A maldita tradição literária brasileira é, há tempos, fonte de inspiração para o grupo:
“Quando me foram apresentados os materiais produzidos para o Vérmina Audioclastia Póstuma, em 2015, isso já havia ficado claro para mim. O Guga [vocalista] havia escrito três letras, todas com uma carga existencial e pessimista muito forte. Já estava pronta também a ‘Tédio’, poema musicado do João da Cruz e Sousa, que levava esse conceito do decaimento para níveis nefelibáticos. Ali já se desenhava na minha frente todo um conceito e as letras restantes foram praticamente se escrevendo sozinhas. O primeiro verso da primeira música já é uma referência direta ao ‘Monólogo de uma Sombra’, de Augusto dos Anjos, e as canções foram ordenadas de forma a, como numa ópera, delinear acontecimentos. ‘Tédio’, nesse quadro, acabou repousando no local que simbolizava a monotonia da rotina de um enfermo em franca decadência física e psíquica. Esse caráter altamente metafórico dos simbolistas permite uma impressionante versatilidade para cimentar diferentes conceitos.
No álbum seguinte, Entropia Humana Final, não foi diferente. Ele chafurda a fundo em episódios tétricos da sociedade humana no século XX, morticínios em massa, genocídios de variadas formas, os demônios interiores assumindo o controle dos indivíduos e das coletividades às claras. Nesse caso, ‘Antífona’, também de Cruz e Sousa, foi incluída como poema musicado, assim como a ‘Tédio’ no álbum anterior. Ela traz, além dos aspectos pessimistas e existencialistas de sempre, a solenidade do rito religioso, como se buscasse alcançar as múltiplas almas desencarnadas pelos eventos das outras letras. Ou seja, trouxe a liga lírica que projetou os acontecimentos descritos para a dimensão metafísica/espiritual”, explica.
Este histórico da segunda encarnação do Sad Theory, considerando o retorno em 2012, deve seguir no futuro:
“Assim criou-se uma tradição, e é bem possível o Dante Negro, assim como seus notáveis pares malditos, sigam como nossos patronos para os próximos álbuns”, finaliza Franco.

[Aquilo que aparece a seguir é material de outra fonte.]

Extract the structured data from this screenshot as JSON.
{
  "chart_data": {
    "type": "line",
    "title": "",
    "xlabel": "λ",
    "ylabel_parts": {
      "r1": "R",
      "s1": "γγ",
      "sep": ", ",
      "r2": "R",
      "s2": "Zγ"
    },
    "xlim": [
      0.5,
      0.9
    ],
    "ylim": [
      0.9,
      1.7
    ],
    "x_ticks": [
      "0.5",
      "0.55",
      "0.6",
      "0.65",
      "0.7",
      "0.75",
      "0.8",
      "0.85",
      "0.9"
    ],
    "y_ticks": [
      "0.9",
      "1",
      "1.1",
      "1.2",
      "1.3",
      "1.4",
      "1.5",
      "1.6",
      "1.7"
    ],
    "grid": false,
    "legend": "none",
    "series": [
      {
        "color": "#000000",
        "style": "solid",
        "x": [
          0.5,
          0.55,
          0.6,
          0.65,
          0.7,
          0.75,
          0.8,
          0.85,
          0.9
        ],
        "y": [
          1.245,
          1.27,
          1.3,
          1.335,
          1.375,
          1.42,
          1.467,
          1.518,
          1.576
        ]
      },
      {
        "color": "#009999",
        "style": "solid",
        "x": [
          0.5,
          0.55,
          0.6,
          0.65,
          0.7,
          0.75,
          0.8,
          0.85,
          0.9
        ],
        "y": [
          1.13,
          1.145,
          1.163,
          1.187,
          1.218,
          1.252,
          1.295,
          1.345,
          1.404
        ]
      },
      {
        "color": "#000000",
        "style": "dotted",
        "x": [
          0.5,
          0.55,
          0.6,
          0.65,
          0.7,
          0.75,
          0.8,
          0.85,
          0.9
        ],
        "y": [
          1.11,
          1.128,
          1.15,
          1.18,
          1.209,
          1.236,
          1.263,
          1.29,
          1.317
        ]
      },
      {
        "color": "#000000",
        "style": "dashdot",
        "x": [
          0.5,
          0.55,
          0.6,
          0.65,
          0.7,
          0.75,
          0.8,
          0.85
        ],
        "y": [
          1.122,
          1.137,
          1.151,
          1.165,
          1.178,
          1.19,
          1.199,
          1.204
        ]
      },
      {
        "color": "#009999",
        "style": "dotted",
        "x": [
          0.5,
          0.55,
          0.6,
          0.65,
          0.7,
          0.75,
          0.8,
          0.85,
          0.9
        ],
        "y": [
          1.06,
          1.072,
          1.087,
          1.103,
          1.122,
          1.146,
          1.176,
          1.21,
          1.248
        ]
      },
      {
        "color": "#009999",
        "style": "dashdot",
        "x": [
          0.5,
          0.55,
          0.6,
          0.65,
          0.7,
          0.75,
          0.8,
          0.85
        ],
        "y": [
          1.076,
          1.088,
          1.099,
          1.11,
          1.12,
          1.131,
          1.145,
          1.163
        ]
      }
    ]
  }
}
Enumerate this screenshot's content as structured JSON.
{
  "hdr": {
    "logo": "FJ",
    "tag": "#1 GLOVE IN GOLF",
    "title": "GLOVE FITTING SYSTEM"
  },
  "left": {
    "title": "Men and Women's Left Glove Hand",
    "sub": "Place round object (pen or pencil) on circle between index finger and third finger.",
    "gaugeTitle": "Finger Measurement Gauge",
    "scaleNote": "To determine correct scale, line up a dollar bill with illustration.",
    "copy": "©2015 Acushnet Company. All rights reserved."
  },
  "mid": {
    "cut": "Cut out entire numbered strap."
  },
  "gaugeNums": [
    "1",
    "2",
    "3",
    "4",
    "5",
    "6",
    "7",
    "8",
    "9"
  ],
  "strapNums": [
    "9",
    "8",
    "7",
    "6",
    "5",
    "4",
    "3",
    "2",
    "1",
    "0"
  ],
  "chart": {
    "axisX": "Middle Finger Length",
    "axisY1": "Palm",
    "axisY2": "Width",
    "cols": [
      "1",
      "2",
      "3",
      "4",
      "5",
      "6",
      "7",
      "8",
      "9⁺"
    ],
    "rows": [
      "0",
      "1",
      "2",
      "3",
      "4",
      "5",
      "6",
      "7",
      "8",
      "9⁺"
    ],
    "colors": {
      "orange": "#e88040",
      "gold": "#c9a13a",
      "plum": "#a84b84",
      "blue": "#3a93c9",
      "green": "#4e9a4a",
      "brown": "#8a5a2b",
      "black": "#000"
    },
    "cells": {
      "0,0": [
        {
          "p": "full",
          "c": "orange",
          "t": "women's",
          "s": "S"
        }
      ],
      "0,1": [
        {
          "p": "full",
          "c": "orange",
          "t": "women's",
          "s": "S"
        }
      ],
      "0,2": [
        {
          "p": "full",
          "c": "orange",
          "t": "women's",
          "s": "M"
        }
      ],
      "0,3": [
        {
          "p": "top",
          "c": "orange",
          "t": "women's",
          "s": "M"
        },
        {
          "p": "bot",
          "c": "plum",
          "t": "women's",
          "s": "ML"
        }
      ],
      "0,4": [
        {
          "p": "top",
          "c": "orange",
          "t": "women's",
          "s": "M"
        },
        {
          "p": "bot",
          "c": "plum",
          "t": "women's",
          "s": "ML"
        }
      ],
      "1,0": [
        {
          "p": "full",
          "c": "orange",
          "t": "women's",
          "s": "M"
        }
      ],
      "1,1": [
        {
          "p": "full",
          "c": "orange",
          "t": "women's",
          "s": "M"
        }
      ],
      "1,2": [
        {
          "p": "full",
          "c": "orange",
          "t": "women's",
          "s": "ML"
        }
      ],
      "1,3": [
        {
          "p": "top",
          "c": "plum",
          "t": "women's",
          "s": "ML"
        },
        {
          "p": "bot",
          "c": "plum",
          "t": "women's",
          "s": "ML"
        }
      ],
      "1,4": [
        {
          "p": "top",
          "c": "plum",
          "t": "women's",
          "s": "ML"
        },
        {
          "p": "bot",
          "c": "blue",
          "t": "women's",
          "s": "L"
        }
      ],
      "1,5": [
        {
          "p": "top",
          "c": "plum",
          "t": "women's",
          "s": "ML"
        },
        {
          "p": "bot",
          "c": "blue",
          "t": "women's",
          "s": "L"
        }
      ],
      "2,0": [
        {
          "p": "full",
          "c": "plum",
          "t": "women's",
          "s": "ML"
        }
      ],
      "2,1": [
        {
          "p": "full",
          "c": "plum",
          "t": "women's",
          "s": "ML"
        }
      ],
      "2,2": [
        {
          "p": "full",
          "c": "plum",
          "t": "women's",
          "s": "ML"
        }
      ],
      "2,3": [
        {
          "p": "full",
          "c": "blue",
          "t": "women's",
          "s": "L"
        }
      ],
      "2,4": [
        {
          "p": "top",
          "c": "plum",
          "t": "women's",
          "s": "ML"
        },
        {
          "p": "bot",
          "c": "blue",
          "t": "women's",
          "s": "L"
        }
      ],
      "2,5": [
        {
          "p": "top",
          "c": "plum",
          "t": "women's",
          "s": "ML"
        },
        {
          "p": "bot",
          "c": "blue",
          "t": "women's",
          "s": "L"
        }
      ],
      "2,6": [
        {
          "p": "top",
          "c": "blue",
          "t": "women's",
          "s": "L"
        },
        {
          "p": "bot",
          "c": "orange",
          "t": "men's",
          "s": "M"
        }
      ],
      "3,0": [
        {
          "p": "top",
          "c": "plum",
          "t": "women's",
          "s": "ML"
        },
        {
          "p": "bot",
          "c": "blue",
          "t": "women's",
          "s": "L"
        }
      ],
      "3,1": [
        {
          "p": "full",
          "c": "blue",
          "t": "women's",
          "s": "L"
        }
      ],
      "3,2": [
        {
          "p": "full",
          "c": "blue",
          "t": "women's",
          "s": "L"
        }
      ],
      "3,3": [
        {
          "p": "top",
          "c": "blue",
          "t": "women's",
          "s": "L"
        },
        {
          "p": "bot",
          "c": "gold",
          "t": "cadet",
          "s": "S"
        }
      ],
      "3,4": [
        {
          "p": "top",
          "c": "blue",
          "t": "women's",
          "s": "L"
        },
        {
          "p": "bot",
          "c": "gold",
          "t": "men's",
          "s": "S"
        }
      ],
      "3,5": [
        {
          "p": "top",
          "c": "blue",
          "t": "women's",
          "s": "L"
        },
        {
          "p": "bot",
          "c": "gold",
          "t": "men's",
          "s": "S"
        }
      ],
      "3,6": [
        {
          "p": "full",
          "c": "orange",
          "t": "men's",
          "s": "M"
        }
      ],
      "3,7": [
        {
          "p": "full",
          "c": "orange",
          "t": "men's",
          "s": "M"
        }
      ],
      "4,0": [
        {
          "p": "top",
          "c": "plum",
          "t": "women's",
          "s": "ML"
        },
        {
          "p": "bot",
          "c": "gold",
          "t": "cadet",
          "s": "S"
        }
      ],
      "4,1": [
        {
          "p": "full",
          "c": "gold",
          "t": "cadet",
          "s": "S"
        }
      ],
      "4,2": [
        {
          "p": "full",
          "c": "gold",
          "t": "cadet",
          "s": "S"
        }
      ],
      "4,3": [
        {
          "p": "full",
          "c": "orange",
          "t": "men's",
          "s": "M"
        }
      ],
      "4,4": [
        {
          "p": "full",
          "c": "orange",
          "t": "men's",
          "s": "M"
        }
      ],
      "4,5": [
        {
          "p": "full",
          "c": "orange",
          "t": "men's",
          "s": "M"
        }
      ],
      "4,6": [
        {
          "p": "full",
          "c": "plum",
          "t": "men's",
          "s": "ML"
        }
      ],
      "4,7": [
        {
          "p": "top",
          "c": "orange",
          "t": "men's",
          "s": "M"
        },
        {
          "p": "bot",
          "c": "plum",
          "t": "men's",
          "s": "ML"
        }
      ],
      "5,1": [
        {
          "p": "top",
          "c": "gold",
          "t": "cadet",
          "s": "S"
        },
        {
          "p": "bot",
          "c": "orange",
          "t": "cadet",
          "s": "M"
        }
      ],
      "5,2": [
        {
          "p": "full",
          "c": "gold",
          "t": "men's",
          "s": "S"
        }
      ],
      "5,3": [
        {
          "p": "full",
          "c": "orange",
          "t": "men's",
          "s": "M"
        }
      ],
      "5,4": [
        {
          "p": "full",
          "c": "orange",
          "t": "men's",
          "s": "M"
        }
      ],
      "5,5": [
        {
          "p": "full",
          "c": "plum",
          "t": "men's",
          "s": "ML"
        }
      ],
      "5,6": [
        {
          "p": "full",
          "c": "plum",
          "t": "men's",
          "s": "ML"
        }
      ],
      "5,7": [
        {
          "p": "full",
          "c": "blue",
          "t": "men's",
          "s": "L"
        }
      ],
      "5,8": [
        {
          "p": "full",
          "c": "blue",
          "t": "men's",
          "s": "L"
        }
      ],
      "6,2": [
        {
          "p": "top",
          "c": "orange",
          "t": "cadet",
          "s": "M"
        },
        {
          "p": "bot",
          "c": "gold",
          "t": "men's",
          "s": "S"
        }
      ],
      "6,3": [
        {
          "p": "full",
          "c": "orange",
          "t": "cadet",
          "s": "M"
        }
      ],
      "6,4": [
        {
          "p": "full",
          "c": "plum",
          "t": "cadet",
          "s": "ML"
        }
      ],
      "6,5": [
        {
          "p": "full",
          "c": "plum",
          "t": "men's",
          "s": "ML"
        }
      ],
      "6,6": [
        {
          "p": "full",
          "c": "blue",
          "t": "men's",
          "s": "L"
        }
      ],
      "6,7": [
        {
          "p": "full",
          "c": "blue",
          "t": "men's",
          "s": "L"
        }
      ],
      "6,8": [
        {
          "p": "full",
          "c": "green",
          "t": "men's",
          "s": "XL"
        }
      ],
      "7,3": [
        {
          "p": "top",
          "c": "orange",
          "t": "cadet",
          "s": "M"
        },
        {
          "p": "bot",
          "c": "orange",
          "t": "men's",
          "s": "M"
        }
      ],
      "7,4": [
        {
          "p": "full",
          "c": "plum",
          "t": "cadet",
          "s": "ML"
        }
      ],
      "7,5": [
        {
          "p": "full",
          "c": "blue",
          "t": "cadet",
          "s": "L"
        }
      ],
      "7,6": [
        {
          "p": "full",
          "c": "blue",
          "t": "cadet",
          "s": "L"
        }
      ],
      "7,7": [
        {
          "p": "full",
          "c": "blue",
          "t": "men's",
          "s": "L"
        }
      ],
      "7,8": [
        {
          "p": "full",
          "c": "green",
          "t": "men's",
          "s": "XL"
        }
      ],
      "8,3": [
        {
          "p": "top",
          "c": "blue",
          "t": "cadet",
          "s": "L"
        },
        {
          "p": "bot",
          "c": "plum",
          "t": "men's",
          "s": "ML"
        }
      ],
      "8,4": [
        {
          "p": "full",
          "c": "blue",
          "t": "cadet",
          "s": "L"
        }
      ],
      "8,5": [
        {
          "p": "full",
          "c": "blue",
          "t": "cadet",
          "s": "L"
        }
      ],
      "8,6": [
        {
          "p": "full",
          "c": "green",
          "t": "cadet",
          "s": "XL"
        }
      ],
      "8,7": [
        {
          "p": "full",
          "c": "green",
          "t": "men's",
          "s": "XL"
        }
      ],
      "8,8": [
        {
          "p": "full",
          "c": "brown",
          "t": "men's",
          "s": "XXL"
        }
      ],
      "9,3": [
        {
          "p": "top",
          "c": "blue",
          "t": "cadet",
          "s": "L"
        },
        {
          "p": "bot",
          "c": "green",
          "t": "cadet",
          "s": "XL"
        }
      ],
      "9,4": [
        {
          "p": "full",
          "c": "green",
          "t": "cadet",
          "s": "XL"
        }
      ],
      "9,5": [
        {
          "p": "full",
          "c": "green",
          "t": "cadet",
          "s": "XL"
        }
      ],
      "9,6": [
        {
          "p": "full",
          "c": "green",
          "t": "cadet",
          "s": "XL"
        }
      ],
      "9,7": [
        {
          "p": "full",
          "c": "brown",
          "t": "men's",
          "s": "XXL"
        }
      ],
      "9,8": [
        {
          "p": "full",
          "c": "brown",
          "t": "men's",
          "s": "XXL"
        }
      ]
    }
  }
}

Léxico Reflexivo Umbral, tem onze músicas inéditas, apostando em um som brutal, que não abre mão da melodia e do lirismo profundo. O grupo é formado por Claudio “Guga” Rovel (vocal), Aly Fioren (guitarra), Daniel Franco (baixo) e Jeff Verdani (bateria). A versão física do trabalho, saiu em luxuosos digipacks com poster. O disco também está disponível nas plataformas digitais.